The CEO of Suicide Prevention Australia has expressed significant concerns regarding new legislation proposed by the Albanese government that mandates tax professionals to disclose clients' mental health issues. In a letter addressed to the government, the CEO emphasized the need for measures to prevent such disclosures, which could lead to uncomfortable situations for taxpayers discussing their mental health during tax consultations. The Labor Party's recent legislation requires tax professionals to inform clients of any matters that could significantly influence their decision to retain services. Peter de Cure, Chair of the Tax Practitioners Board (TPB), acknowledged that mental health could be relevant for disclosure, raising alarms among tax practitioners. An initial Q&A from the TPB suggested that mental health issues might need to be disclosed, further complicating the situation. Confusion surrounding the new laws has left tax professionals concerned about their implications. With 13 bodies representing around 500,000 tax professionals advocating for amendments or repeal, the Coalition and some crossbenchers have indicated support for overturning the legislation.
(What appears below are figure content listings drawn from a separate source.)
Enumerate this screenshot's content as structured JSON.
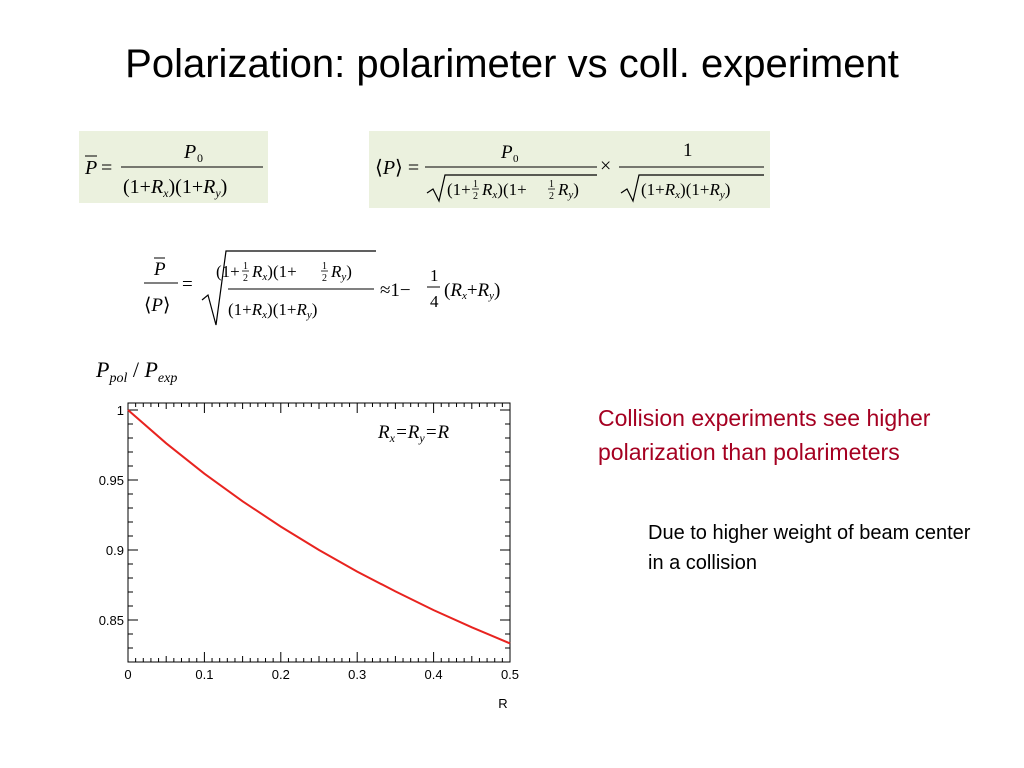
{
  "slide": {
    "title": "Polarization: polarimeter vs coll. experiment",
    "text_color_accent": "#a50021",
    "formula_bg": "#ebf1de",
    "notes": {
      "main": "Collision experiments see higher polarization than polarimeters",
      "sub": "Due to higher weight of beam center in a collision"
    },
    "y_axis_title": {
      "p": "P",
      "pol": "pol",
      "slash": " / ",
      "p2": "P",
      "exp": "exp"
    },
    "curve_label": "R_x=R_y=R"
  },
  "formulas": {
    "polarimeter": "P̄ = P0 / ((1+Rx)(1+Ry))",
    "collision": "⟨P⟩ = P0 / sqrt((1+½Rx)(1+½Ry)) × 1 / sqrt((1+Rx)(1+Ry))",
    "ratio": "P̄/⟨P⟩ = sqrt((1+½Rx)(1+½Ry) / ((1+Rx)(1+Ry))) ≈ 1 − ¼(Rx+Ry)"
  },
  "chart_data": {
    "type": "line",
    "xlabel": "R",
    "ylabel": "",
    "xlim": [
      0,
      0.5
    ],
    "ylim": [
      0.82,
      1.005
    ],
    "x_ticks": [
      "0",
      "0.1",
      "0.2",
      "0.3",
      "0.4",
      "0.5"
    ],
    "y_ticks": [
      "0.85",
      "0.9",
      "0.95",
      "1"
    ],
    "series": [
      {
        "name": "",
        "color": "#e8231f",
        "x": [
          0,
          0.05,
          0.1,
          0.15,
          0.2,
          0.25,
          0.3,
          0.35,
          0.4,
          0.45,
          0.5
        ],
        "y": [
          1.0,
          0.9762,
          0.9545,
          0.9348,
          0.9167,
          0.9,
          0.8846,
          0.8704,
          0.8571,
          0.8448,
          0.8333
        ]
      }
    ],
    "grid": false,
    "legend": "none"
  }
}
However, it remains uncertain whether they possess enough votes in the Senate to effect change. Suicide Prevention Australia’s letter aligns with the concerns voiced by mental health expert Professor Patrick McGorry, who has urged the government to reconsider the legislation. The organization agrees that mental health disclosures could be required inappropriately and stresses the importance of taking steps to prevent this from occurring.